Last October, the FDA responded to Amgen's BLA submission and in a complete response letter requested additional safety data and further information on the design of the post-marketing surveillance program.  Amgen responded to this in January this year.

Under the Prescription Drug User Fee Act (PDUFA) a submission of further information that addresses deficiencies in a BLA or NDA are classified into class 1 or class 2 resubmissions.  According to the FDA, Class 1 are minor such as final printed labeling, safety updates, stability updates and other minor clarifying information.  A Class 2 resubmission includes anything not in class 1 and any item that would require a presentation to an advisory committee. 

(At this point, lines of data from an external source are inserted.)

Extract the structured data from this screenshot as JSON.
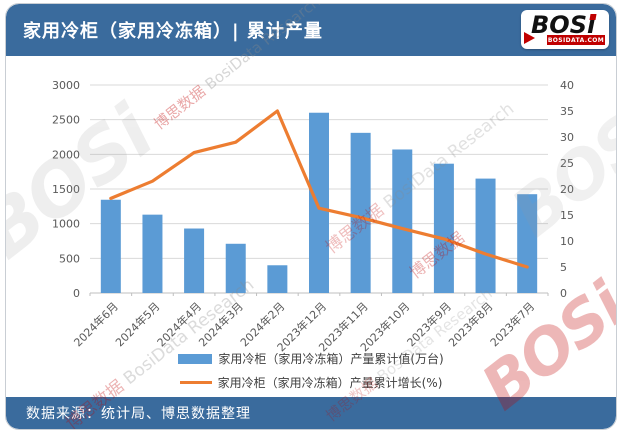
{
  "header": {
    "title": "家用冷柜（家用冷冻箱）| 累计产量",
    "logo": {
      "text": "BOSi",
      "domain": "BOSIDATA.COM"
    }
  },
  "footer": {
    "source": "数据来源：统计局、博思数据整理"
  },
  "watermark": {
    "cn": "博思数据",
    "en": "BosiData Research",
    "logo_text": "BOSi",
    "domain": "BOSIDATA.COM"
  },
  "colors": {
    "header_bg": "#3a6b9d",
    "bar": "#5b9bd5",
    "line": "#ed7d31",
    "grid": "#d9d9d9",
    "axis_line": "#bfbfbf",
    "axis_text": "#595959",
    "logo_red": "#c00000"
  },
  "chart_data": {
    "type": "bar",
    "title": "家用冷柜（家用冷冻箱）| 累计产量",
    "categories": [
      "2024年6月",
      "2024年5月",
      "2024年4月",
      "2024年3月",
      "2024年2月",
      "2023年12月",
      "2023年11月",
      "2023年10月",
      "2023年9月",
      "2023年8月",
      "2023年7月"
    ],
    "series": [
      {
        "name": "家用冷柜（家用冷冻箱）产量累计值(万台)",
        "type": "bar",
        "axis": "left",
        "color": "#5b9bd5",
        "values": [
          1345,
          1130,
          930,
          710,
          400,
          2600,
          2310,
          2070,
          1865,
          1650,
          1425
        ]
      },
      {
        "name": "家用冷柜（家用冷冻箱）产量累计增长(%)",
        "type": "line",
        "axis": "right",
        "color": "#ed7d31",
        "values": [
          18.2,
          21.5,
          27.0,
          29.0,
          35.0,
          16.3,
          14.5,
          12.4,
          10.4,
          7.5,
          5.0
        ]
      }
    ],
    "left_axis": {
      "min": 0,
      "max": 3000,
      "step": 500
    },
    "right_axis": {
      "min": 0,
      "max": 40,
      "step": 5
    },
    "xlabel": "",
    "ylabel": "",
    "grid": true,
    "legend_position": "bottom"
  }
}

The PDUFA requires the FDA to review and act on 90% of class 1 resubmitted applications within 2 months of receipt, and 90 months of Class 2 resubmitted applications within 6 months of receipt. Source: FDA

In the case of denosumab, the FDA action date of July 25, 2010 is simply 6 months from when the additional information was submitted, and is the date by which the FDA must make a decision in order to hit its performance target under PDUFA.

It remains to be seen what the FDA thinks about the safety data submitted.  Denosumab is a key drug for Amgen, and any further delay in approval is likely to be taken negatively by investors given that every day of lost sales in a competitive osteoporosis market can be quantified as lost revenue.

So, the commercial significance of last friday's press release is that no approval is likely until the second half of 2010, an extended delay in the commercialization of Prolia, which is not good news for Amgen.